Add a ‘tungsten’ user which we will use to install Tungsten Replicator.

Step 4: Install your Hadoop Slave

Download the latest Tungsten Replicator binary from this page

Unpack the file:

shell> tar zxf tungsten-replicator-3.0.tar.gz

Change into the directory:

shell> cd tungsten-replicator-3.0

Create a new replicator installation, this will read the information from the master (host1) and apply it to this host (host2)

shell> ./tools/tpm install alpha \
--batch-enabled=true \
--batch-load-language=js \
--batch-load-template=hadoop \
--datasource-type=file \
--install-directory=/opt/continuent \
--java-file-encoding=UTF8 \
--java-user-timezone=GMT \
--master=host1 \
--members=host2 \
'--property=replicator.datasource.applier.csv.fieldSeparator=\\u0001' \
--property=replicator.datasource.applier.csv.useQuotes=false \
--property=replicator.stage.q-to-dbms.blockCommitInterval=1s \
--property=replicator.stage.q-to-dbms.blockCommitRowCount=1000 \
--replication-password=secret \
--replication-user=tungsten \
--skip-validation-check=DatasourceDBPort \
--skip-validation-check=DirectDatasourceDBPort \
--skip-validation-check=HostsFileCheck \
--skip-validation-check=InstallerMasterSlaveCheck \
--skip-validation-check=ReplicationServicePipelines \
--start-and-report=true

For a description of the options, visit this page and click on the second magnifying glass to get the description.

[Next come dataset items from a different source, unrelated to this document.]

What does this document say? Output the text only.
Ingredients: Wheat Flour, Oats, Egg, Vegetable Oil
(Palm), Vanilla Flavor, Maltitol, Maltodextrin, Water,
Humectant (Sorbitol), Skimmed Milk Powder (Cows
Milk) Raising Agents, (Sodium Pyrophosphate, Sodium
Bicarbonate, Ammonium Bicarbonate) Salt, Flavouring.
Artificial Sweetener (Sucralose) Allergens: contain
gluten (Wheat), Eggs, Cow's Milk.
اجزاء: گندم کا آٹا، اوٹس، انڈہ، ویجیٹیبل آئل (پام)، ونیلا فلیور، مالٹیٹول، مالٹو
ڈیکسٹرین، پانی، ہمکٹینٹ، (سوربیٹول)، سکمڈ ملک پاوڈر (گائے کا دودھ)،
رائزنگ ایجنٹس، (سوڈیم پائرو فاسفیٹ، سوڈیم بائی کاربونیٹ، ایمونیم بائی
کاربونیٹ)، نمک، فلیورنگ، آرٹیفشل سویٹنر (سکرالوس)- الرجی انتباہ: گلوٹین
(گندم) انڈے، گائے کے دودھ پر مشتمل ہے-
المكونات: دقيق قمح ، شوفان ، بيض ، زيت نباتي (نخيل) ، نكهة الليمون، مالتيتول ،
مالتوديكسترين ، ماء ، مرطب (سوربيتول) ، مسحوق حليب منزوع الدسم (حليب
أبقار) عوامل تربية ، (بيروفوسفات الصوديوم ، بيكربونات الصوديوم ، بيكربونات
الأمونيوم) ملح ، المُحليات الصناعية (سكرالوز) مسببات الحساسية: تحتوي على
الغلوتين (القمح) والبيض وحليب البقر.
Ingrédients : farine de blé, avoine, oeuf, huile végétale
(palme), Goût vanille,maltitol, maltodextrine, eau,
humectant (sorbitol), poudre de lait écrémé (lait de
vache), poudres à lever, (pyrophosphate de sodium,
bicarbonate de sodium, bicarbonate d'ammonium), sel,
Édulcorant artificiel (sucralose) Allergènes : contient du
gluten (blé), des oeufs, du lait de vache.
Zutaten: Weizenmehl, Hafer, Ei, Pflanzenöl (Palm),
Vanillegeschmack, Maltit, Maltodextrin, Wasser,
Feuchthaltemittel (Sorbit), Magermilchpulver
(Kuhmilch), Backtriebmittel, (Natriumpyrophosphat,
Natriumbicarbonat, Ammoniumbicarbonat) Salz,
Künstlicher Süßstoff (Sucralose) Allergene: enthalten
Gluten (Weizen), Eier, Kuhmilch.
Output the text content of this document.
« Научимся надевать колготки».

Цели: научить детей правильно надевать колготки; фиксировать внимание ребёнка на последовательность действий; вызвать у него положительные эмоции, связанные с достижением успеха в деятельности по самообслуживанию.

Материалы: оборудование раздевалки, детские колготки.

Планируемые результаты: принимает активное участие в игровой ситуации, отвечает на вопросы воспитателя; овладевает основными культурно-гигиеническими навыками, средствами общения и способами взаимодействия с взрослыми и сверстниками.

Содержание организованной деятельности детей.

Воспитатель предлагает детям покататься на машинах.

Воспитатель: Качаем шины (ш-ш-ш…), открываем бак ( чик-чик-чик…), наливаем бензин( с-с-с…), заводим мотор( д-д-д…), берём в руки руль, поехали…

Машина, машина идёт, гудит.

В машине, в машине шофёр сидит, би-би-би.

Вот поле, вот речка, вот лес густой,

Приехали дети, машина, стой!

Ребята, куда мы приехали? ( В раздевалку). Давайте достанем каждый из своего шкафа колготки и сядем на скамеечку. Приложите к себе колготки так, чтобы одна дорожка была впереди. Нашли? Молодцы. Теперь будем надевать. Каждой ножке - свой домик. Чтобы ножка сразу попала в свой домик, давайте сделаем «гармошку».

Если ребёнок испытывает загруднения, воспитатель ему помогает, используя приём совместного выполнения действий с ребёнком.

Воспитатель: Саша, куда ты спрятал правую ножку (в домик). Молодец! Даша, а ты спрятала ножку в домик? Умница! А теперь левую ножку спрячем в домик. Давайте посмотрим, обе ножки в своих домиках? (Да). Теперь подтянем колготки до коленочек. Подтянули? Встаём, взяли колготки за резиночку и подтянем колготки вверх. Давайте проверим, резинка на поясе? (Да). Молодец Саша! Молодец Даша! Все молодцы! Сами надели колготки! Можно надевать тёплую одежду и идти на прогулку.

As before, we want everything to be running and for the replicator to be online, run:

shell> trepctl status

This should tell you everything is running – if you get an error about this not being found, source the environment to populate your PATH correctly:

shell> source /opt/continuent/share/env.sh

We want everything to be online and running. If it isn’t, use the docs to help determine the reason, or use our discussion group to ask questions.

Step 5: Generating DDL

For your chosen MySQL database schema, you need to generate the staging and live table definitions for Hive.

A tool, ddlscan, is provided for this. You need to run it and provide the JDBC connect string for your database, and your user and password. If you followed the prereqs, use the one for the tungsten user.

First create the live table DDL:

shell> ddlscan -user tungsten -url 'jdbc:mysql://host1:3306/test' -pass password -template ddl-mysql-hive-0.10.vm -db test > schema.sql

Now apply it to Hive:

shell> cat schema.sql | hive

To create Hive tables that read the staging files loaded by the replicator, use the ddl-mysql-hive-0.10-staging.vm template on the same database:

shell> ddlscan -user tungsten -url 'jdbc:mysql://host:3306/test' -pass password -template ddl-mysql-hive-0.10-staging.vm -db test > schema-staging.sql

Now apply it to Hive again:

shell> cat schema-staging.sql | hive

Step 6: Start Writing Data

Hopefully by this point you’ve got two VMs, one running MySQL and the master replicator extracting info from the MySQL binary log. On the other, you have a basic Cloudera instance with a slave replicator writing changes. Both replicator should be online (use ‘trepctl status’ to check).

All you need to do is start writing data into the tables you selected when creating the DDL. That should be it – you should see data start to stream into Hadoop.